Among these cases, the most common and safest method of treatment during pregnancy was high dose corticosteroids and/or directed treatment of the underlying cause of the HLH, if known. Of the 24 cases, corticosteroids were used in 18 of them, usually as initial treatment. The relatively low risk of birth defects in women taking corticosteroids during pregnancy, especially after the first trimester, suggests that the benefit of using these drugs greatly outweighs the risks.
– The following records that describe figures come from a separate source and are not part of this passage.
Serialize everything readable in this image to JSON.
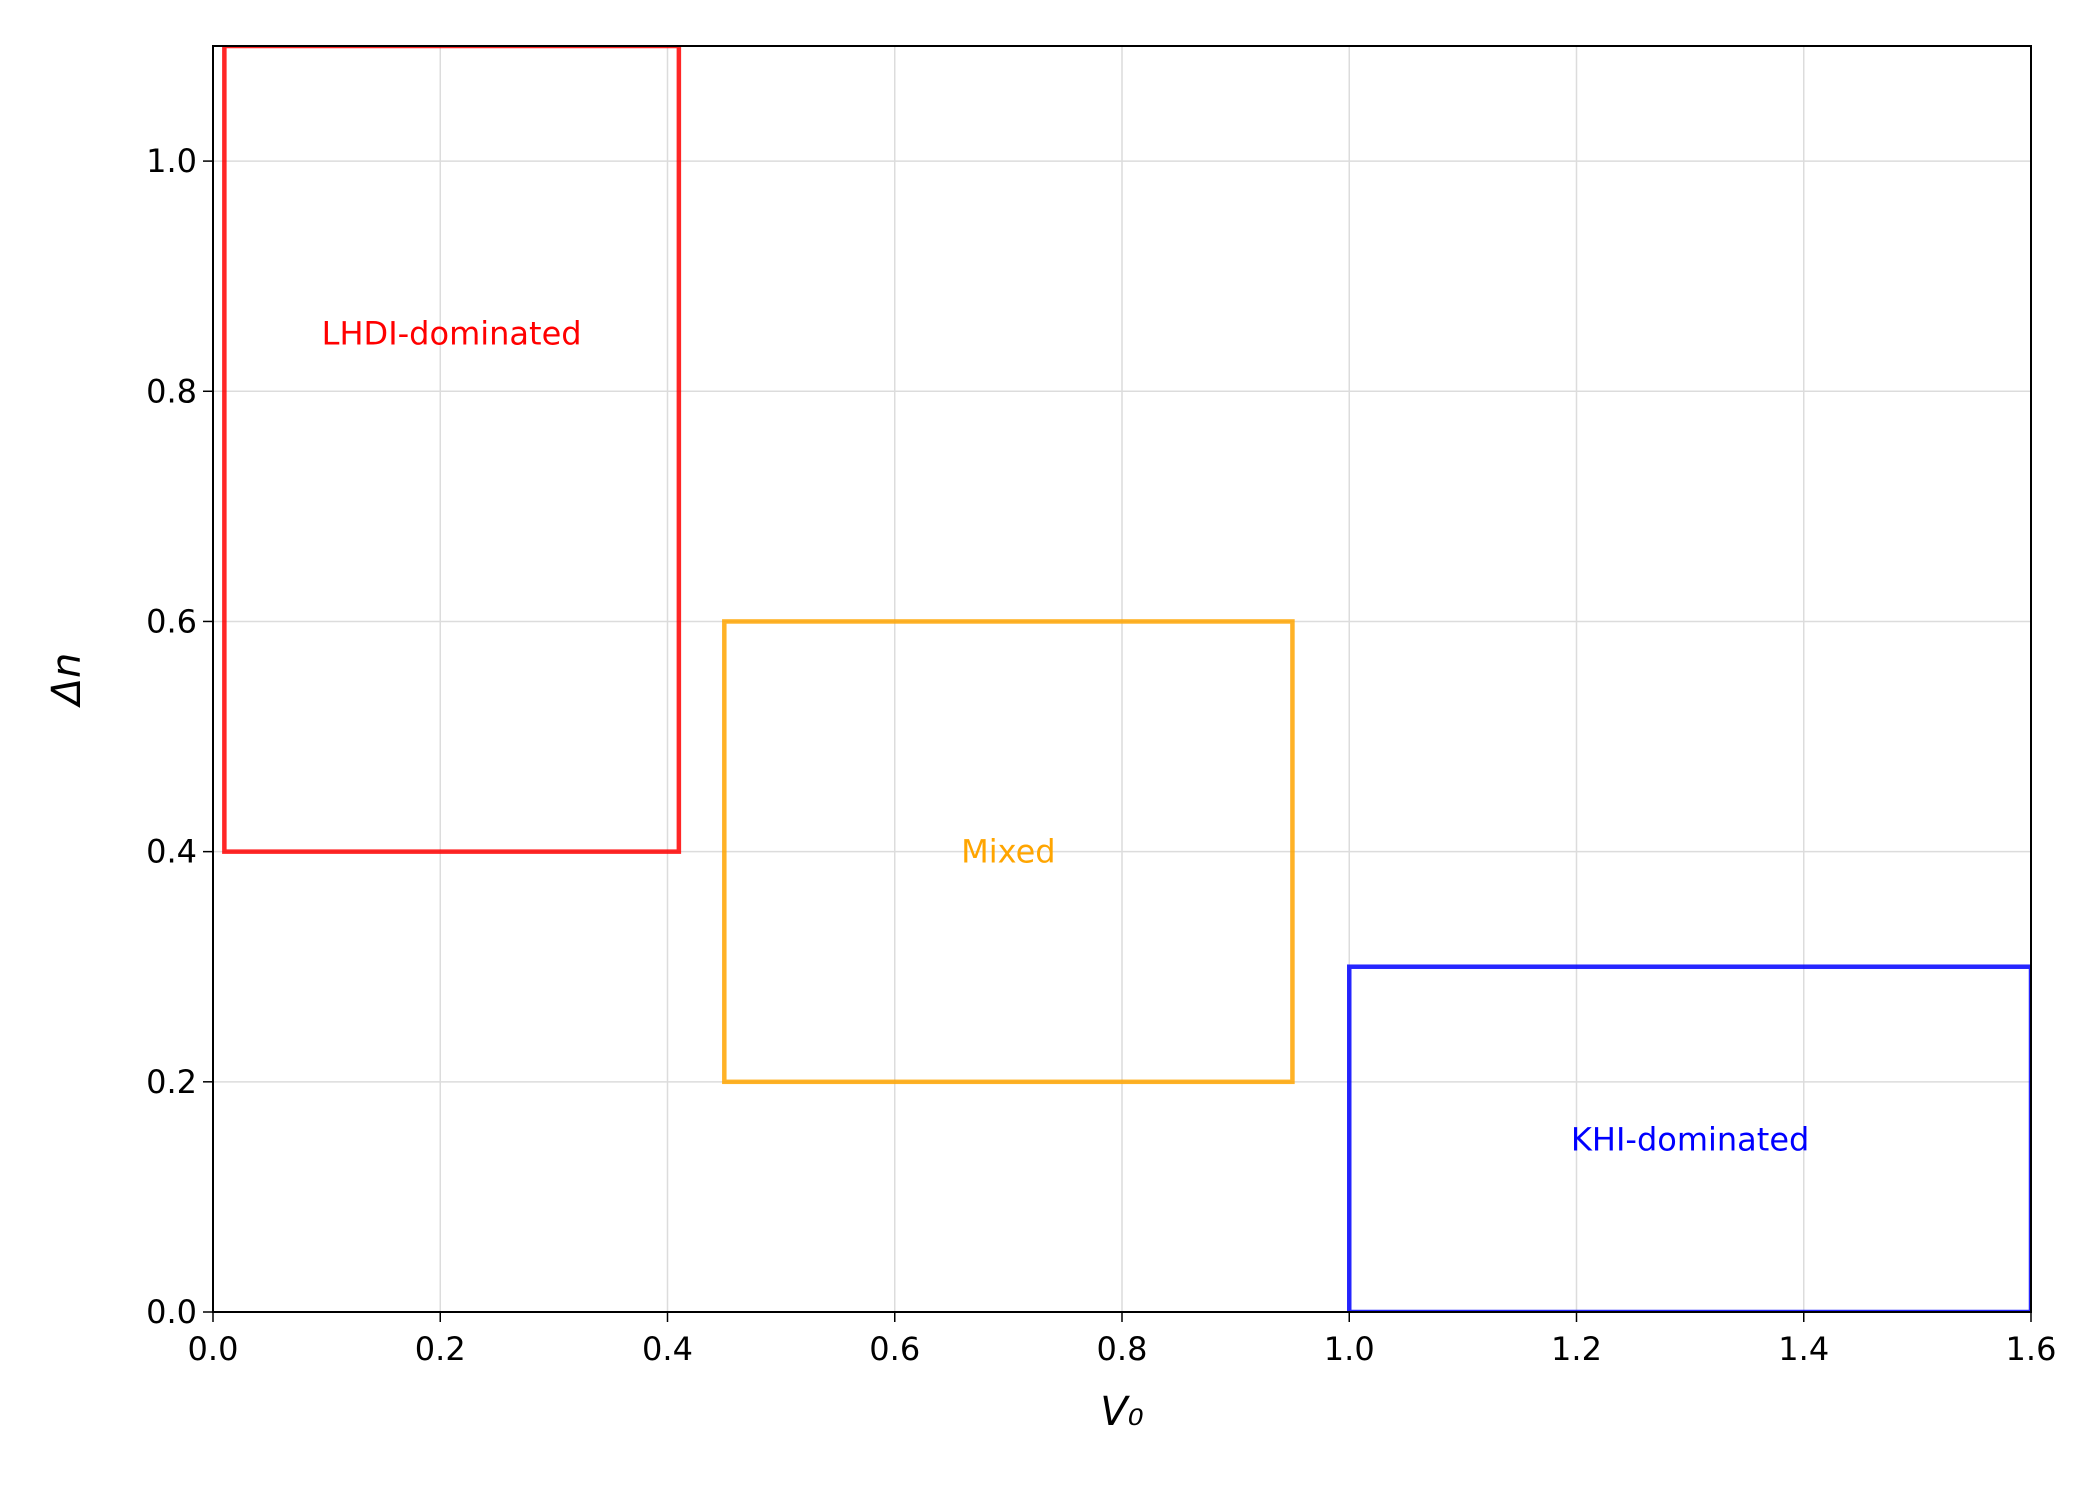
{
  "chart_data": {
    "type": "region",
    "xlabel": "V₀",
    "ylabel": "Δn",
    "xlim": [
      0,
      1.6
    ],
    "ylim": [
      0,
      1.1
    ],
    "xticks": [
      {
        "value": 0,
        "label": "0.0"
      },
      0.2,
      0.4,
      0.6,
      0.8,
      {
        "value": 1,
        "label": "1.0"
      },
      1.2,
      1.4,
      1.6
    ],
    "yticks": [
      {
        "value": 0,
        "label": "0.0"
      },
      0.2,
      0.4,
      0.6,
      0.8,
      {
        "value": 1,
        "label": "1.0"
      }
    ],
    "grid": true,
    "regions": [
      {
        "name": "LHDI-dominated",
        "color": "#ff0000",
        "x": [
          0.01,
          0.41
        ],
        "y": [
          0.4,
          1.1
        ],
        "label_xy": [
          0.21,
          0.85
        ]
      },
      {
        "name": "Mixed",
        "color": "#ffa500",
        "x": [
          0.45,
          0.95
        ],
        "y": [
          0.2,
          0.6
        ],
        "label_xy": [
          0.7,
          0.4
        ]
      },
      {
        "name": "KHI-dominated",
        "color": "#0000ff",
        "x": [
          1.0,
          1.6
        ],
        "y": [
          0,
          0.3
        ],
        "label_xy": [
          1.3,
          0.15
        ]
      }
    ]
  }
}
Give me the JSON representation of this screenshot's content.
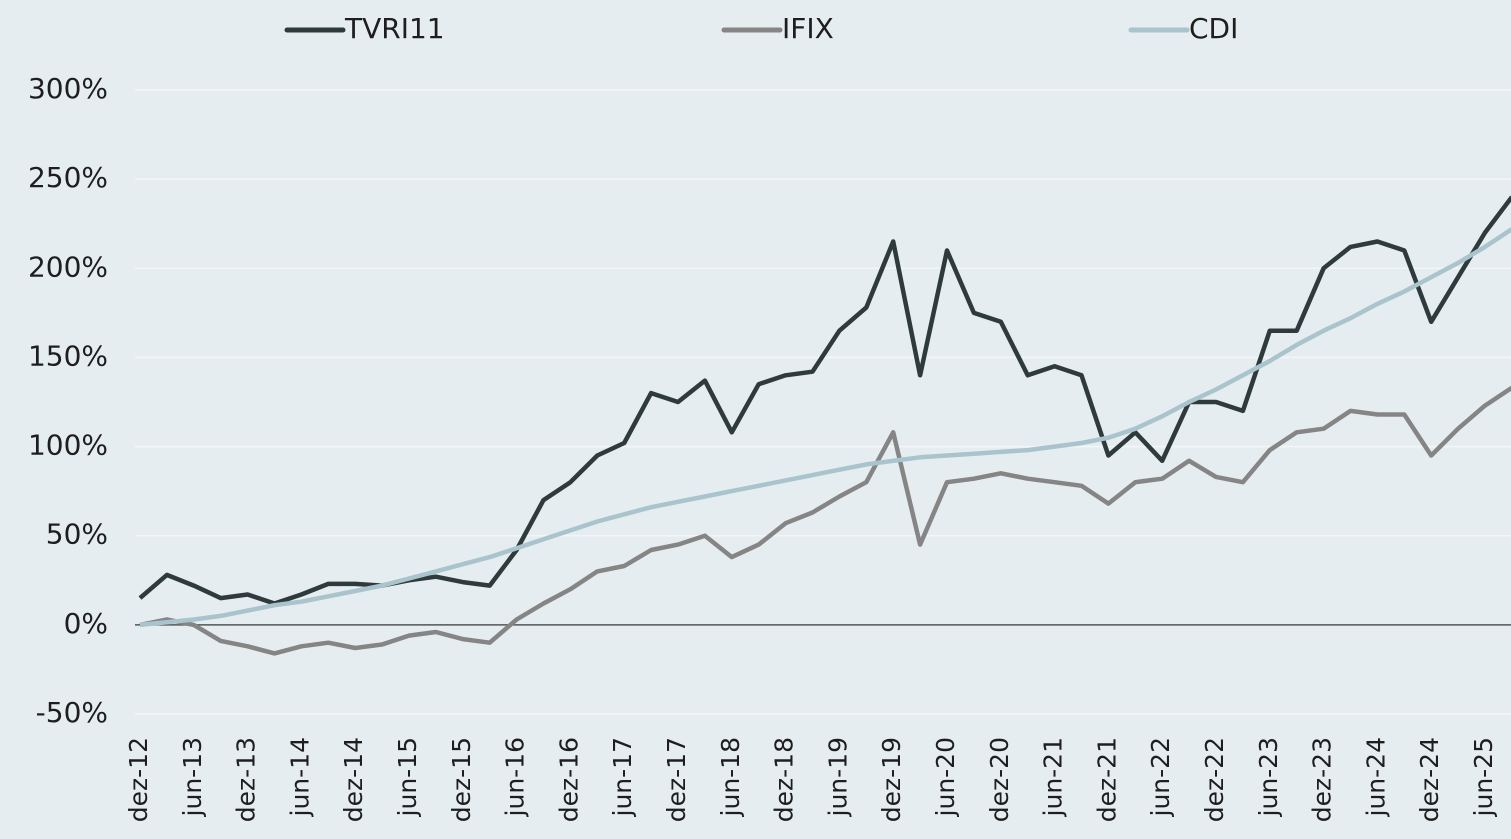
{
  "chart_data": {
    "type": "line",
    "categories": [
      "dez-12",
      null,
      "jun-13",
      null,
      "dez-13",
      null,
      "jun-14",
      null,
      "dez-14",
      null,
      "jun-15",
      null,
      "dez-15",
      null,
      "jun-16",
      null,
      "dez-16",
      null,
      "jun-17",
      null,
      "dez-17",
      null,
      "jun-18",
      null,
      "dez-18",
      null,
      "jun-19",
      null,
      "dez-19",
      null,
      "jun-20",
      null,
      "dez-20",
      null,
      "jun-21",
      null,
      "dez-21",
      null,
      "jun-22",
      null,
      "dez-22",
      null,
      "jun-23",
      null,
      "dez-23",
      null,
      "jun-24",
      null,
      "dez-24",
      null,
      "jun-25",
      null
    ],
    "series": [
      {
        "name": "TVRI11",
        "color": "#2e3a3c",
        "values": [
          15,
          28,
          22,
          15,
          17,
          12,
          17,
          23,
          23,
          22,
          25,
          27,
          24,
          22,
          42,
          70,
          80,
          95,
          102,
          130,
          125,
          137,
          108,
          135,
          140,
          142,
          165,
          178,
          215,
          140,
          210,
          175,
          170,
          140,
          145,
          140,
          95,
          108,
          92,
          125,
          125,
          120,
          165,
          165,
          200,
          212,
          215,
          210,
          170,
          195,
          220,
          240
        ]
      },
      {
        "name": "IFIX",
        "color": "#858585",
        "values": [
          0,
          3,
          0,
          -9,
          -12,
          -16,
          -12,
          -10,
          -13,
          -11,
          -6,
          -4,
          -8,
          -10,
          3,
          12,
          20,
          30,
          33,
          42,
          45,
          50,
          38,
          45,
          57,
          63,
          72,
          80,
          108,
          45,
          80,
          82,
          85,
          82,
          80,
          78,
          68,
          80,
          82,
          92,
          83,
          80,
          98,
          108,
          110,
          120,
          118,
          118,
          95,
          110,
          123,
          133
        ]
      },
      {
        "name": "CDI",
        "color": "#a9c4cc",
        "values": [
          0,
          1.5,
          3,
          5,
          8,
          11,
          13,
          16,
          19,
          22,
          26,
          30,
          34,
          38,
          43,
          48,
          53,
          58,
          62,
          66,
          69,
          72,
          75,
          78,
          81,
          84,
          87,
          90,
          92,
          94,
          95,
          96,
          97,
          98,
          100,
          102,
          105,
          110,
          117,
          125,
          132,
          140,
          148,
          157,
          165,
          172,
          180,
          187,
          195,
          203,
          212,
          222
        ]
      }
    ],
    "ylim": [
      -50,
      300
    ],
    "yticks": [
      {
        "value": -50,
        "label": "-50%"
      },
      {
        "value": 0,
        "label": "0%"
      },
      {
        "value": 50,
        "label": "50%"
      },
      {
        "value": 100,
        "label": "100%"
      },
      {
        "value": 150,
        "label": "150%"
      },
      {
        "value": 200,
        "label": "200%"
      },
      {
        "value": 250,
        "label": "250%"
      },
      {
        "value": 300,
        "label": "300%"
      }
    ],
    "grid": true
  }
}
Excluding the use of antibiotics, in eight of the cases, corticosteroids were the only treatment methods used. In six of these eight cases, it was believed that remission of the disease was due solely to steroid administration. In the other two cases, it is unclear whether remission was due to steroids or termination of the pregnancy (via spontaneous abortion or cesarean delivery). While antibiotics were initiated in half of the cases (14/24), disease remission was never attributed to the use of antibiotics alone. Other treatment options employed in these cases included IVIg (intravenous immunoglobulin-11/24), cyclosporine A (5/24), antithrombin III (AT III-4/24), antiviral medications (4/24), etoposide (2/24), rituximab (1/24), R-CHOP (rituximab, cyclophosphamide, doxorubicin, vincristine, prednisone chemotherapy regimen-1/24), HAART (highly active antiretroviral therapy-1/24), and splenectomy (1/24) [324, 31].

In summary, when constructing the differential diagnosis of a pregnant patient with fever, cytopenias, hepatic dysfunction, and elevated ferritin, it is important to consider hemophagocytic lymphohistiocytosis as a potential etiology. Also, in illnesses where the etiology appears nebulous, consideration to the addition of ferritin to laboratory panels may assist in honing in on the correct diagnosis. Finally, in severe/catastrophic cases, the benefit of etoposide use in pregnancy likely outweighs the potential harm to the fetus and should be strongly considered.

Conflicts of Interest

The authors declare that there are no conflicts of interest regarding the publication of this paper.